Abstract

Thermobarometry for Cretaceous to mid-Tertiary plutonism and deformation in the lower plate of Whipple and Santa Catalina metamorphic core complexes shows that both crystalline terranes originated in the middle crust. Moreover, they are characterized by a striking acceleration of tectonic decompression coincident with middle Tertiary, low-angle detachment faulting leading to erosional and tectonic unroofing by mid-Miocene time.

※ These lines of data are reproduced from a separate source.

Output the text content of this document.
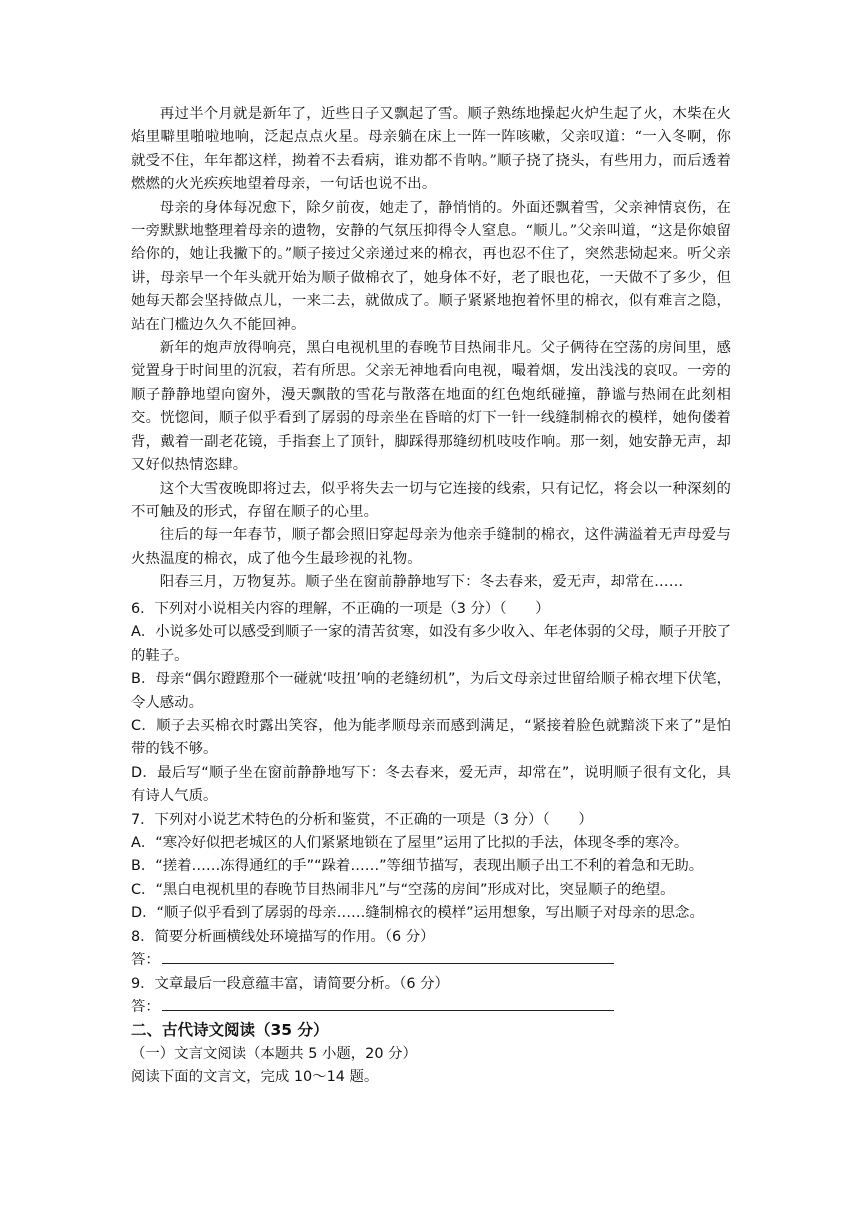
再过半个月就是新年了，近些日子又飘起了雪。顺子熟练地操起火炉生起了火，木柴在火焰里噼里啪啦地响，泛起点点火星。母亲躺在床上一阵一阵咳嗽，父亲叹道：“一入冬啊，你就受不住，年年都这样，拗着不去看病，谁劝都不肯呐。”顺子挠了挠头，有些用力，而后透着燃燃的火光疾疾地望着母亲，一句话也说不出。

母亲的身体每况愈下，除夕前夜，她走了，静悄悄的。外面还飘着雪，父亲神情哀伤，在一旁默默地整理着母亲的遗物，安静的气氛压抑得令人窒息。“顺儿。”父亲叫道，“这是你娘留给你的，她让我撇下的。”顺子接过父亲递过来的棉衣，再也忍不住了，突然悲恸起来。听父亲讲，母亲早一个年头就开始为顺子做棉衣了，她身体不好，老了眼也花，一天做不了多少，但她每天都会坚持做点儿，一来二去，就做成了。顺子紧紧地抱着怀里的棉衣，似有难言之隐，站在门槛边久久不能回神。

新年的炮声放得响亮，黑白电视机里的春晚节目热闹非凡。父子俩待在空荡的房间里，感觉置身于时间里的沉寂，若有所思。父亲无神地看向电视，嘬着烟，发出浅浅的哀叹。一旁的顺子静静地望向窗外，漫天飘散的雪花与散落在地面的红色炮纸碰撞，静谧与热闹在此刻相交。恍惚间，顺子似乎看到了孱弱的母亲坐在昏暗的灯下一针一线缝制棉衣的模样，她佝偻着背，戴着一副老花镜，手指套上了顶针，脚踩得那缝纫机吱吱作响。那一刻，她安静无声，却又好似热情恣肆。

这个大雪夜晚即将过去，似乎将失去一切与它连接的线索，只有记忆，将会以一种深刻的不可触及的形式，存留在顺子的心里。

往后的每一年春节，顺子都会照旧穿起母亲为他亲手缝制的棉衣，这件满溢着无声母爱与火热温度的棉衣，成了他今生最珍视的礼物。

阳春三月，万物复苏。顺子坐在窗前静静地写下：冬去春来，爱无声，却常在……

6．下列对小说相关内容的理解，不正确的一项是（3 分）（　　）

A．小说多处可以感受到顺子一家的清苦贫寒，如没有多少收入、年老体弱的父母，顺子开胶了的鞋子。

B．母亲“偶尔蹬蹬那个一碰就‘吱扭’响的老缝纫机”，为后文母亲过世留给顺子棉衣埋下伏笔，令人感动。

C．顺子去买棉衣时露出笑容，他为能孝顺母亲而感到满足，“紧接着脸色就黯淡下来了”是怕带的钱不够。

D．最后写“顺子坐在窗前静静地写下：冬去春来，爱无声，却常在”，说明顺子很有文化，具有诗人气质。

7．下列对小说艺术特色的分析和鉴赏，不正确的一项是（3 分）（　　）

A．“寒冷好似把老城区的人们紧紧地锁在了屋里”运用了比拟的手法，体现冬季的寒冷。

B．“搓着……冻得通红的手”“跺着……”等细节描写，表现出顺子出工不利的着急和无助。

C．“黑白电视机里的春晚节目热闹非凡”与“空荡的房间”形成对比，突显顺子的绝望。

D．“顺子似乎看到了孱弱的母亲……缝制棉衣的模样”运用想象，写出顺子对母亲的思念。

8．简要分析画横线处环境描写的作用。（6 分）

答：

9．文章最后一段意蕴丰富，请简要分析。（6 分）

答：

二、古代诗文阅读（35 分）

（一）文言文阅读（本题共 5 小题，20 分）

阅读下面的文言文，完成 10～14 题。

Depth estimates for emplacement of five intrusive suites within the Whipple complex include (1) 33 ±4 km for the peraluminous, 89 Ma Whipple Wash plutonic suite; (2) 29 ±1 km for the 73 Ma Axtel quartz diorite; (3) 16 ±5 km for mylonitization and synkinematic plutonism at 26 Ma; (4) 6.2 ±1.9 km for the postkinematic, 19 Ma War Eagle gabbro-quartz diorite complex; and (5) 5.2 ±2.3 km for a 17 Ma postkinematic granodiorite. Decompression initially occurred at a low rate of 0.3 mm/yr from 89 to 26 Ma and increased to approximately 2 mm/yr during the late Oligocene to middle Miocene. Estimated depths for four pluton emplacement or deformational events in the Santa Catalina Mountains include (1) 21 ±1 km for the magmatic epidote-bearing, 68 Ma Leatherwood quartz diorite; (2) 15 ±3 km for the garnet, two-mica, 47 Ma Wilderness granite; (3) 9.3 ±1.9 km for post-Wilderness mylonitzation; and (4) 6.3 ±2.6 km for the 27 Ma Catalina monzogranite. Post-Laramide decompression, estimated at 0.3 mm/yr, accelerated to 1.3 mm/yr prior to the cessation of detachment faulting.

Whereas most batholithic terranes of the North American Cordillera are representative of an upper crustal setting, core complexes provide, as a consequence of their tectonic evolution, a petrological and structural view into middle crustal processes.